Estudos recentes mostram que os pobres são as maiores vítimas de furtos, roubos
e assassinatos, estes últimos nos locais onde o tráfico de drogas domina e não
há policiamento que proteja a população. Esse argumento economicista não deixa
enxergar a dimensão do poder, do simbólico e da paixão destrutivos: o triunfo
sobre o outro, o orgulho pela destruição do outro, o prazer de ser o senhor da
vida e da morte, o gozo no excesso de liberdade na festa dentro da comunidade
dos comparsas, presentes tanto em assaltos à mão armada quanto em grandes
massacres. Wolfgang Sofsky (1998),2 sociólogo alemão que estudou o terror e
escreveu um tratado sobre a violência, narra com crueza o que vem a ser essa
paixão. Escolhe, para ilustrá-la, o personagem Gilles De Rais, nobre francês
contemporâneo de Joana D'Arc, que adquiriu o gosto de matar durante a Guerra
dos Cem Anos e continua a fazê-lo quando não há mais guerra. Caçou, torturou e
matou meninos com a ajuda de seus servos, conforme suas confissões. A redução
da criminalidade violenta à pobreza tampouco permite analisar os seus efeitos
inesperados. Essa criminalidade aumenta a pobreza e os sofrimentos dos pobres,
na medida em que impede o acesso aos serviços e instituições do Estado, tais
como escolas, postos de saúde, quadras de esporte, vilas olímpicas etc., e
ameaça os profissionais que atendem a população pobre. Também ameaça os jovens
pobres que, em função da atividade que exercem em seus empregos, são obrigados
a entrar em favelas inimigas e são mortos enquanto trabalham para viver, caso
sejam reconhecidos como moradores de favelas inimigas.
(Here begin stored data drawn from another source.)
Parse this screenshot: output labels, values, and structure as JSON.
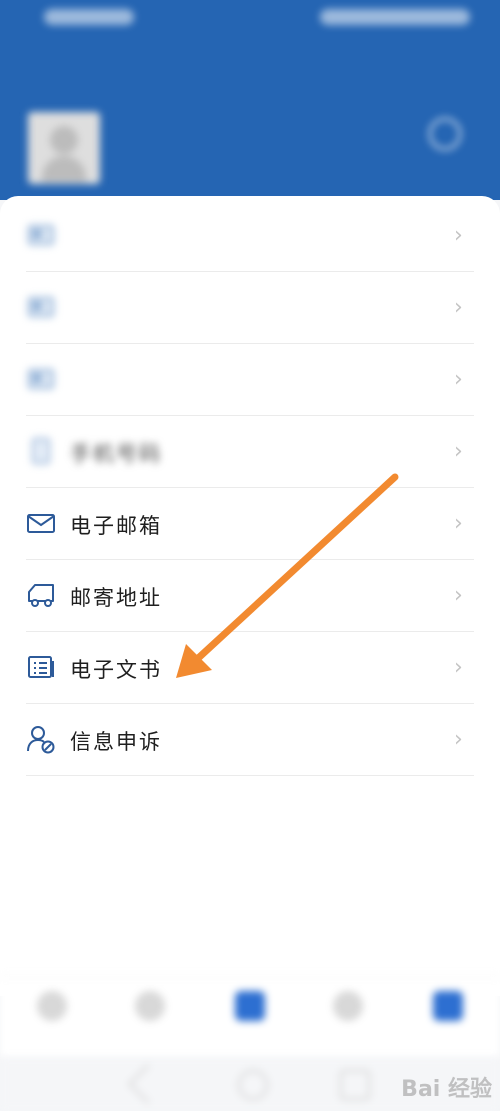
{
  "status_bar": {
    "left": "",
    "right": ""
  },
  "header": {
    "title": "",
    "user_name": "",
    "user_sub": "",
    "switch_label": ""
  },
  "rows": [
    {
      "label": "",
      "value": "",
      "icon": "id-card-icon",
      "blurred": true
    },
    {
      "label": "",
      "value": "",
      "icon": "id-card-icon",
      "blurred": true
    },
    {
      "label": "",
      "value": "",
      "icon": "id-card-icon",
      "blurred": true
    },
    {
      "label": "手机号码",
      "value": "",
      "icon": "phone-icon",
      "blurred": true
    },
    {
      "label": "电子邮箱",
      "value": "",
      "icon": "mail-icon",
      "blurred": false
    },
    {
      "label": "邮寄地址",
      "value": "",
      "icon": "truck-icon",
      "blurred": false
    },
    {
      "label": "电子文书",
      "value": "",
      "icon": "document-icon",
      "blurred": false
    },
    {
      "label": "信息申诉",
      "value": "",
      "icon": "user-appeal-icon",
      "blurred": false
    }
  ],
  "bottom_nav": [
    {
      "label": "",
      "icon": "home-icon"
    },
    {
      "label": "",
      "icon": "service-icon"
    },
    {
      "label": "",
      "icon": "center-icon",
      "active": true
    },
    {
      "label": "",
      "icon": "hall-icon"
    },
    {
      "label": "",
      "icon": "profile-icon"
    }
  ],
  "watermark": "Bai 经验",
  "colors": {
    "header_blue": "#2565b3",
    "icon_blue": "#2d5a99",
    "arrow_orange": "#f28a30"
  }
}
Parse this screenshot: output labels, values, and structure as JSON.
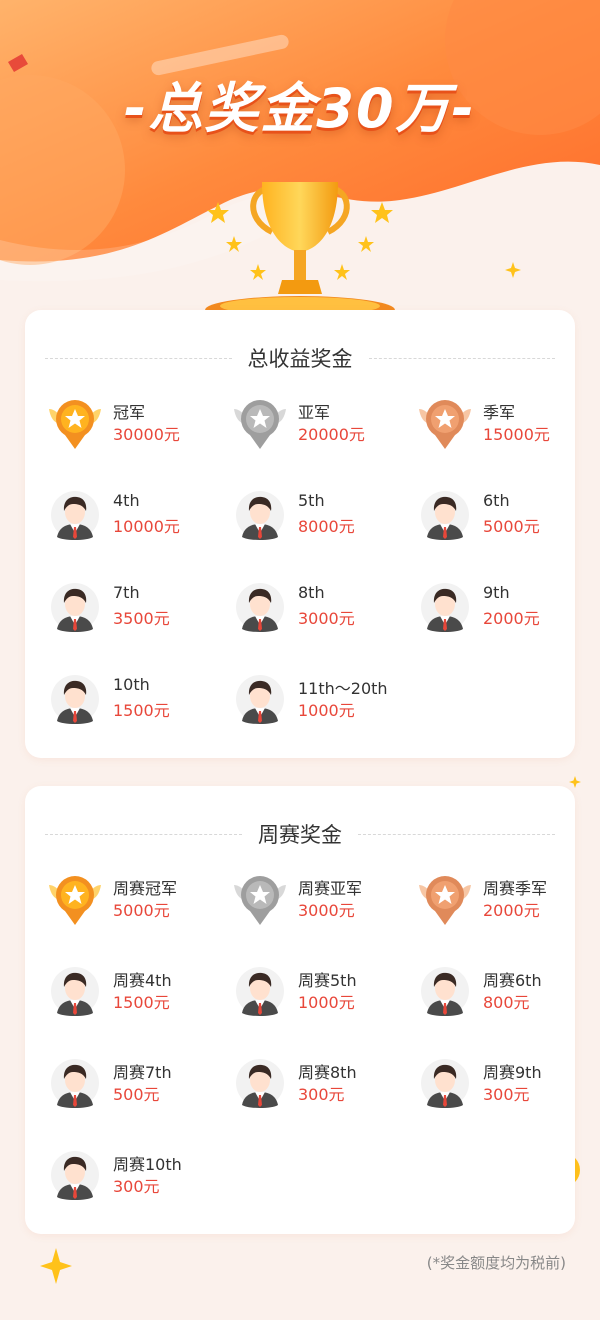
{
  "header": {
    "title": "-总奖金30万-"
  },
  "total_section": {
    "title": "总收益奖金",
    "items": [
      {
        "name": "冠军",
        "amount": "30000元",
        "icon": "gold-medal-icon"
      },
      {
        "name": "亚军",
        "amount": "20000元",
        "icon": "silver-medal-icon"
      },
      {
        "name": "季军",
        "amount": "15000元",
        "icon": "bronze-medal-icon"
      },
      {
        "name": "4th",
        "amount": "10000元",
        "icon": "avatar-icon"
      },
      {
        "name": "5th",
        "amount": "8000元",
        "icon": "avatar-icon"
      },
      {
        "name": "6th",
        "amount": "5000元",
        "icon": "avatar-icon"
      },
      {
        "name": "7th",
        "amount": "3500元",
        "icon": "avatar-icon"
      },
      {
        "name": "8th",
        "amount": "3000元",
        "icon": "avatar-icon"
      },
      {
        "name": "9th",
        "amount": "2000元",
        "icon": "avatar-icon"
      },
      {
        "name": "10th",
        "amount": "1500元",
        "icon": "avatar-icon"
      },
      {
        "name": "11th～20th",
        "amount": "1000元",
        "icon": "avatar-icon"
      }
    ]
  },
  "weekly_section": {
    "title": "周赛奖金",
    "items": [
      {
        "name": "周赛冠军",
        "amount": "5000元",
        "icon": "gold-medal-icon"
      },
      {
        "name": "周赛亚军",
        "amount": "3000元",
        "icon": "silver-medal-icon"
      },
      {
        "name": "周赛季军",
        "amount": "2000元",
        "icon": "bronze-medal-icon"
      },
      {
        "name": "周赛4th",
        "amount": "1500元",
        "icon": "avatar-icon"
      },
      {
        "name": "周赛5th",
        "amount": "1000元",
        "icon": "avatar-icon"
      },
      {
        "name": "周赛6th",
        "amount": "800元",
        "icon": "avatar-icon"
      },
      {
        "name": "周赛7th",
        "amount": "500元",
        "icon": "avatar-icon"
      },
      {
        "name": "周赛8th",
        "amount": "300元",
        "icon": "avatar-icon"
      },
      {
        "name": "周赛9th",
        "amount": "300元",
        "icon": "avatar-icon"
      },
      {
        "name": "周赛10th",
        "amount": "300元",
        "icon": "avatar-icon"
      }
    ]
  },
  "footnote": "(*奖金额度均为税前)",
  "colors": {
    "accent": "#ff7a2e",
    "amount": "#e8473a",
    "page_bg": "#fbf1ec"
  }
}
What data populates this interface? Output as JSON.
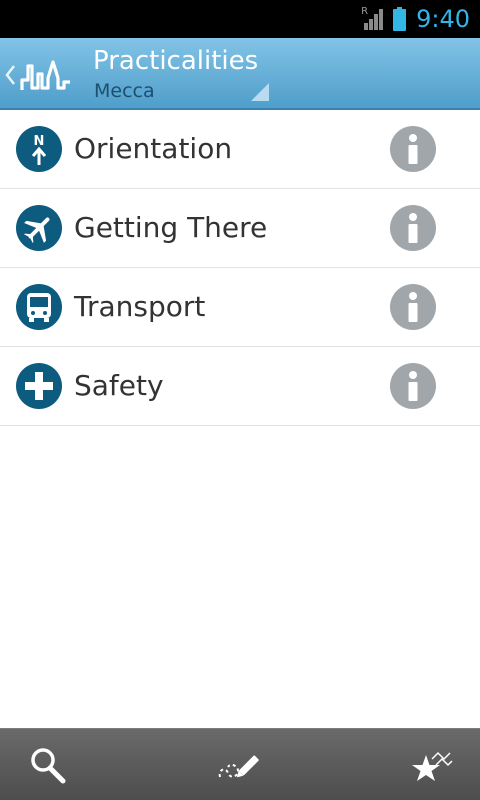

2A desigualdade social é a explicação da violência.Baseada principalmente no
diferencial de renda entre os mais ricos e os mais pobres, ou no diferencial de
IDH (Índice de Desenvolvimento Humano), essa tese pressupõe que a revolta
moveria os homens a agir violentamente para diminuir as distâncias e as invejas
que a desigualdade provoca. Considera a dimensão do poder, mas não aprofunda a
dimensão subjetiva da desigualdade, nela incluída a da violência já mencionada.
A desigualdade, por ser medida em índices, tende a ser reduzida ao que é
quantificável, principalmente à renda monetária, à escolaridade e à expectativa
de vida. Continuam excluídos dos índices, no entanto, os efeitos menos visíveis
da violência institucional e da violência difusa no social, assim como o acesso
à justiça. No caso da violência policial, a dualidade observada por A. L.
Paixão (1988) permanece: a polícia para os moleques, elementos e marginais (os
pobres) e a polícia para os doutores e senhores (os ricos).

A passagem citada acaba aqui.